Somaclonal Variation in Lilium "Nymph"

Mohammad Sadegh iranaquatic@yahoo.ca
Tue, 08 Jul 2014 11:24:38 PDT
Hi Ernie

Thank you very much for your helpful information , 
yes in long time micropropagation that use callus culture we can wait for mutations , not all will be dominant in resulting plants and we can wait for more variants if our plants can set seeds , sadly this lily is not very fertile and is not self fertile . 
 
anyway 
Good Luck
Mohammad Sadegh
Ardabil ,Iran


On Tuesday, July 8, 2014 12:56:19 AM, Ernie DeMarie via pbs <pbs@lists.ibiblio.org> wrote:
 



Hi Mohammad,
Interesting, it does seem that some tissue culture methods can cause changes in the resultant plants.  When I did my thesis work many years ago on tissue culturing pelargonium species, I found that using callus cultures to rescue hybrid embryos between different species would sometimes yield both diploid (expected) and tetraploid plants.
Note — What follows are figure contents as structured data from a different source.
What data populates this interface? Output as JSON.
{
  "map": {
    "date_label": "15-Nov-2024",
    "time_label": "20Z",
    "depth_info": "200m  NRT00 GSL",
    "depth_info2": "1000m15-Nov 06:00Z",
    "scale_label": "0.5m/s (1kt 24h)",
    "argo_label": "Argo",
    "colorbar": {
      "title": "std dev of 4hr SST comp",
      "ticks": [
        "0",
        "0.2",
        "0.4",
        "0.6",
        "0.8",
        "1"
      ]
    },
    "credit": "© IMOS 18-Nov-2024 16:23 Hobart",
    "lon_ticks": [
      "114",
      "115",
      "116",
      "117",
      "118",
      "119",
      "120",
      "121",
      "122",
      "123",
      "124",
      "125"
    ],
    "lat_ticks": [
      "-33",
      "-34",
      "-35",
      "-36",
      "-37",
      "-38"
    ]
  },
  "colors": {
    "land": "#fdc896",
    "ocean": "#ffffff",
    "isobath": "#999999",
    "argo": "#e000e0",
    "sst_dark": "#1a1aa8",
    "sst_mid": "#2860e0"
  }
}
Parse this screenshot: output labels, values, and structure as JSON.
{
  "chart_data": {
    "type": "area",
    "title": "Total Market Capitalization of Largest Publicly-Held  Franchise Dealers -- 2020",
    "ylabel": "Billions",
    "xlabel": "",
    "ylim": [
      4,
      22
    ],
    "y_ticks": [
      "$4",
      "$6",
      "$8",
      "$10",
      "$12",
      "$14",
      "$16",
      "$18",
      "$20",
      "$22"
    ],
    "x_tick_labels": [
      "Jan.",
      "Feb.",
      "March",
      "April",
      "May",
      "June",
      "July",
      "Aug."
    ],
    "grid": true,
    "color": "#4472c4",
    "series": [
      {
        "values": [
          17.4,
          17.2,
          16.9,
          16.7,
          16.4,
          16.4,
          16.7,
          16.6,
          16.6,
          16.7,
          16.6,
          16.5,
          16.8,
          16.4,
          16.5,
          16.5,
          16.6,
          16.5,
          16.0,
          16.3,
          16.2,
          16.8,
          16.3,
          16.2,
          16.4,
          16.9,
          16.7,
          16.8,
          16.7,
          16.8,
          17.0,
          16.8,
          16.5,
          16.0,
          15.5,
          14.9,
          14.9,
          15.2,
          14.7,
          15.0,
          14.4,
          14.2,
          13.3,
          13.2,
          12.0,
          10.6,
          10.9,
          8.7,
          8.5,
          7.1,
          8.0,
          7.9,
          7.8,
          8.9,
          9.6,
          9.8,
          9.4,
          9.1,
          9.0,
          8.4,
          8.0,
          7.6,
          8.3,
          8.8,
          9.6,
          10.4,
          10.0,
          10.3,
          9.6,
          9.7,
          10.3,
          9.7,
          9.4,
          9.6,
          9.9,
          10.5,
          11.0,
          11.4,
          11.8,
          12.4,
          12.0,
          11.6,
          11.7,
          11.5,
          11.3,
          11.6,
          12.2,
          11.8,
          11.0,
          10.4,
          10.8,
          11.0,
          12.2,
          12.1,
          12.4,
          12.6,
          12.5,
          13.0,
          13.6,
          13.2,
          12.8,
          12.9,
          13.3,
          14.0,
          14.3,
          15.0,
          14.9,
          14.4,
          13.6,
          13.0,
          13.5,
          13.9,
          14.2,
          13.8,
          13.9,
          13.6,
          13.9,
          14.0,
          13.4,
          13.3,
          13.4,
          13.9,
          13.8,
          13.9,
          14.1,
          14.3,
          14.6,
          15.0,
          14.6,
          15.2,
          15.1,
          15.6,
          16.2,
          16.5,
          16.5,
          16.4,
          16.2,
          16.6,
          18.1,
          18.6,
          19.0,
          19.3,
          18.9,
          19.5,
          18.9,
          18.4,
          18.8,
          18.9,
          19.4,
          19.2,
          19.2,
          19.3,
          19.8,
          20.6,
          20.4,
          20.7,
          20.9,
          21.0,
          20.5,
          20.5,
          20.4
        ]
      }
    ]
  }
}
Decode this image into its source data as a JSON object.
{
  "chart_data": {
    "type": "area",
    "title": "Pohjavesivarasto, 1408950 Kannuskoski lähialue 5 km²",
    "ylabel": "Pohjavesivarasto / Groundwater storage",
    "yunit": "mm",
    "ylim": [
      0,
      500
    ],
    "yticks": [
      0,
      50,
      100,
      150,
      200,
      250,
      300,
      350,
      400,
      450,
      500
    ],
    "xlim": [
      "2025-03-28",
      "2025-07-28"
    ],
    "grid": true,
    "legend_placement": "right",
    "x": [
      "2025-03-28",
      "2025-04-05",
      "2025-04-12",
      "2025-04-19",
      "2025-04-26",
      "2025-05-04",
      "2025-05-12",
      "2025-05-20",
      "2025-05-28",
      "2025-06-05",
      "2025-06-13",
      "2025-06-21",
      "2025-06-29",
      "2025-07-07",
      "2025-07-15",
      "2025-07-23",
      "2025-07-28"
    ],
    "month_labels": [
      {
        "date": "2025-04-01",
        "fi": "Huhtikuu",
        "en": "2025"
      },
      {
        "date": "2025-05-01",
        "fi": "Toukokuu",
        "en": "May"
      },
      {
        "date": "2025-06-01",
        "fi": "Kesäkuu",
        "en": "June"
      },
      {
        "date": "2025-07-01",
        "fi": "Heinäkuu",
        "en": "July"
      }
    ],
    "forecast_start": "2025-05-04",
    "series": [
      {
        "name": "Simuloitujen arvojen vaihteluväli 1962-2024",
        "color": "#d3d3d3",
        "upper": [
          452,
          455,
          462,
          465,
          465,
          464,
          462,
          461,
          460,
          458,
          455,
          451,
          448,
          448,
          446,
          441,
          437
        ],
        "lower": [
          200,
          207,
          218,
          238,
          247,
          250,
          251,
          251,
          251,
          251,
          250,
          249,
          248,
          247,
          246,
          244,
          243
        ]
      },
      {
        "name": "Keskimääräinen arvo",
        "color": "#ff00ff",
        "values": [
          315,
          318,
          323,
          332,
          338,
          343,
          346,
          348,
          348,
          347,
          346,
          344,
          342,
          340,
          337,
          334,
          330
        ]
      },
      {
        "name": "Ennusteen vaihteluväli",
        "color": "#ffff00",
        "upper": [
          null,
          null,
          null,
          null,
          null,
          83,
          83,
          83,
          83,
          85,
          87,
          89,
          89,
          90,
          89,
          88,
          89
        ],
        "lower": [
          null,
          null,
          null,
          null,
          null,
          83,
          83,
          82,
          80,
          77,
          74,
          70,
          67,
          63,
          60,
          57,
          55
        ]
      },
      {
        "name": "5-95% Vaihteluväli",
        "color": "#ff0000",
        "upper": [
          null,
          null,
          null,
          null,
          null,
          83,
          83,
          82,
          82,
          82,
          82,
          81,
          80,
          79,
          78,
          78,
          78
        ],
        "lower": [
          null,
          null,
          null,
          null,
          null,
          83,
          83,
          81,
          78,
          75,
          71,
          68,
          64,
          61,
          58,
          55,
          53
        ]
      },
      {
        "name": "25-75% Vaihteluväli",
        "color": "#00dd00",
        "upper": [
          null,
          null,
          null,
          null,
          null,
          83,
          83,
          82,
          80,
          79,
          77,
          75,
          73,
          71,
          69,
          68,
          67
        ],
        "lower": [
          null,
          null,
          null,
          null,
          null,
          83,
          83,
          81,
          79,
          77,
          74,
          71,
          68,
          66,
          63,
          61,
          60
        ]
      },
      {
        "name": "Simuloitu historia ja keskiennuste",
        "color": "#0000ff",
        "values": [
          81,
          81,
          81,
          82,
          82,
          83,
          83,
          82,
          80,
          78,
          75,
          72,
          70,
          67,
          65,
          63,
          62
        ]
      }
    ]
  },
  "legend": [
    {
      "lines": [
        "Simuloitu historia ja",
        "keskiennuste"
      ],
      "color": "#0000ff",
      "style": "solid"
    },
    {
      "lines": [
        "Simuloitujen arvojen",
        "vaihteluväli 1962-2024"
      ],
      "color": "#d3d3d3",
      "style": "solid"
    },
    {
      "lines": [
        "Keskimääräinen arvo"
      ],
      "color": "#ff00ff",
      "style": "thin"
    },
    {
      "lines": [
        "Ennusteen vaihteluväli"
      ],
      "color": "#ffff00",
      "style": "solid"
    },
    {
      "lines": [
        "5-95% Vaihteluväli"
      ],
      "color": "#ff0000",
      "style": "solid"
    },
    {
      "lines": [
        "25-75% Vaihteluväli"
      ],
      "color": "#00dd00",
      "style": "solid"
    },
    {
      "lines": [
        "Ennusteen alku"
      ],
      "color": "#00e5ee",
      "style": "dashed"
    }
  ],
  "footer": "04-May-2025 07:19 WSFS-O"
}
Perhaps the transformation of the embryos into callus and back to differentiated shoots allowed for some tetraploid cells to form and grow as shoots whereas if the embryo was grown directly into a plant such a cell might not have a chance to become a shoot on its own.  I also think that more time in tissue culture means more chance for genetic mutations, so you could get odd plants every now and then from the mutated cell.  For example, some Venus Fly Trap (Dionaea muscipula) cultivars apparently arose as tissue cultured mutations.  
Ernie DeMarie
Briarcliff Manor, New York 
Where rhodohypoxis, hypoxis, many oxalis, ledebourias and drimias are blooming in pots, Zantedeschia blooming in pots and Z albomaculata in the garden after surviving the winter.  Unfortunately Japanese beetles seem to like the spathes.